The first tells us that the survival possibilities of ‘incumbent’ governments have increased two-fold since the decade of 1989-98, when almost all incumbents were on a losing spree. But in 2008, we saw three of the four states in north India returning their governments to power. Before that, we had Gujarat, and after that we have had Andhra Pradesh and Orissa doing the same. In other words, the days of blind anti-incumbency are over.

State governments are getting much more money from the central government, and this helps them implement various welfare programmes to assuage popular disaffection. comes from the recently-held Lok Sabha election. We saw a mild turn in favour of the Congress, and if the state government can skillfully hide behind the goodwill of the central government, it can possibly duck anti-incumbency this time, too. If the Congress-NCP government gets re-elected, it would be matching the achievement of the BJP in neighbouring Gujarat, or the Congress in Delhi.

Matters get more complex when we look at state-specific factors.
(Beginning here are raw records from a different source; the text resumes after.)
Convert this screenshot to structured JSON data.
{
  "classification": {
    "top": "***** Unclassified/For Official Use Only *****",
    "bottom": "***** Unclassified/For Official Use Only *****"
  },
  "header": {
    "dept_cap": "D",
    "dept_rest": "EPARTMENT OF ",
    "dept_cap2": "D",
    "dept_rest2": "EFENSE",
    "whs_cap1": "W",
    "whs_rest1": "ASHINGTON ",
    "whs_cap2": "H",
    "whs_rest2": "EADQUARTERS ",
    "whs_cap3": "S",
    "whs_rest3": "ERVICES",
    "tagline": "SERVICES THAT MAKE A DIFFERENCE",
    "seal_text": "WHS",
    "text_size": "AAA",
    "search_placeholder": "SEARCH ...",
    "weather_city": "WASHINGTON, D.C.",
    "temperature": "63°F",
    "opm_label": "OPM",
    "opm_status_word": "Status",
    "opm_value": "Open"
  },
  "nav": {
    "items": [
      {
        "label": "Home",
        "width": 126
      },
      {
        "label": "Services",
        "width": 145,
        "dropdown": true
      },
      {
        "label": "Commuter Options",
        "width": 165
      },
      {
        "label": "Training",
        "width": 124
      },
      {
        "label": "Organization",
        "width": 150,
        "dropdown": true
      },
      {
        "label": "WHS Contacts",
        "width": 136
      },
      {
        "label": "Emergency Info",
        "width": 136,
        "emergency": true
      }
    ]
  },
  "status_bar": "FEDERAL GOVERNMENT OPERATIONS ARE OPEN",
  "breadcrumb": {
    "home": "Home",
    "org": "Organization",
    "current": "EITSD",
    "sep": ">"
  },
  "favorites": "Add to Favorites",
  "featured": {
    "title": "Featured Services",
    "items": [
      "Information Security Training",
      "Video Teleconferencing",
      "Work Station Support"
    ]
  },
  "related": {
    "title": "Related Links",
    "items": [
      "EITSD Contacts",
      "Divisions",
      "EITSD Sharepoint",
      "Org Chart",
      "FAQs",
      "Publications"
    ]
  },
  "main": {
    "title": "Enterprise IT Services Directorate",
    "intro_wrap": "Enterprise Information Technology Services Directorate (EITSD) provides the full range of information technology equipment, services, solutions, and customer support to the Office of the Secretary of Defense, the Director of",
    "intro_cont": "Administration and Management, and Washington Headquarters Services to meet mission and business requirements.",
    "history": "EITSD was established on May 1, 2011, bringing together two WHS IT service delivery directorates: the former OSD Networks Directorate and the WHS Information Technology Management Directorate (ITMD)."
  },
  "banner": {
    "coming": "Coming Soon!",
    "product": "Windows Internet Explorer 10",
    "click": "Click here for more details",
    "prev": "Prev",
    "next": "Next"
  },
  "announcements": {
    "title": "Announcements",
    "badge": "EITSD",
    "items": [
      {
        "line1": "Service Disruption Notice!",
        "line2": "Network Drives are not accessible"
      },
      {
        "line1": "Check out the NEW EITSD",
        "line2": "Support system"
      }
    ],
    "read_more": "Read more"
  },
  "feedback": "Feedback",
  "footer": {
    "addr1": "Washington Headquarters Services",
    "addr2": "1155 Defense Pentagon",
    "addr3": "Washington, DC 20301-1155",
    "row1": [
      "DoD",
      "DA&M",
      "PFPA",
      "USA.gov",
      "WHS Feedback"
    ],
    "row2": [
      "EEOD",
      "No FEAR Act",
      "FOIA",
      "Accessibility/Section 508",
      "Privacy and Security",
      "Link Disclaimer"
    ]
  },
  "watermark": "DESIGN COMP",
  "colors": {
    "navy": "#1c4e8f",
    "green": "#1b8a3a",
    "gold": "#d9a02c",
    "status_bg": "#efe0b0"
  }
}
In 2004, the Congress-NCP combination saw a 10% drop in its vote compared to 1999 and still managed to return to power - at a time when the Sena-BJP alliance gained 3%. Today, these two coalitions have a net vote difference of 6% from 2004, which has come down to 5% in the recently-held Lok Sabha election. Paradoxically, between April and October, 2004, the ruling coalition lost votes while the opposition coalition gained. How did that happen? This is where you have to watch state specificities.

While the two coalitions in the state give us an artificial bipolarity, even a cursory acquaintance with state politics tells us that the real battle is multi-polar. The assembly election as a contest is much more open and accessible to a larger number of political players. It admits many more serious competitors in the battle.

For two reasons. One, smaller parties stand a greater chance of gaining winnable votes and, at worst, they can garner enough votes to upset many an applecart. Secondly, there are many more serious ‘independents’ and ‘rebels’ who defy the neat calculations of parties and observers alike. These two factors constrain the bipolarity and transform the electoral battlefield into a free-for-all. As the battle unfolds over the next few weeks, we shall keep returning to this state specificity that may hold the key to the outcome of the October assembly elections.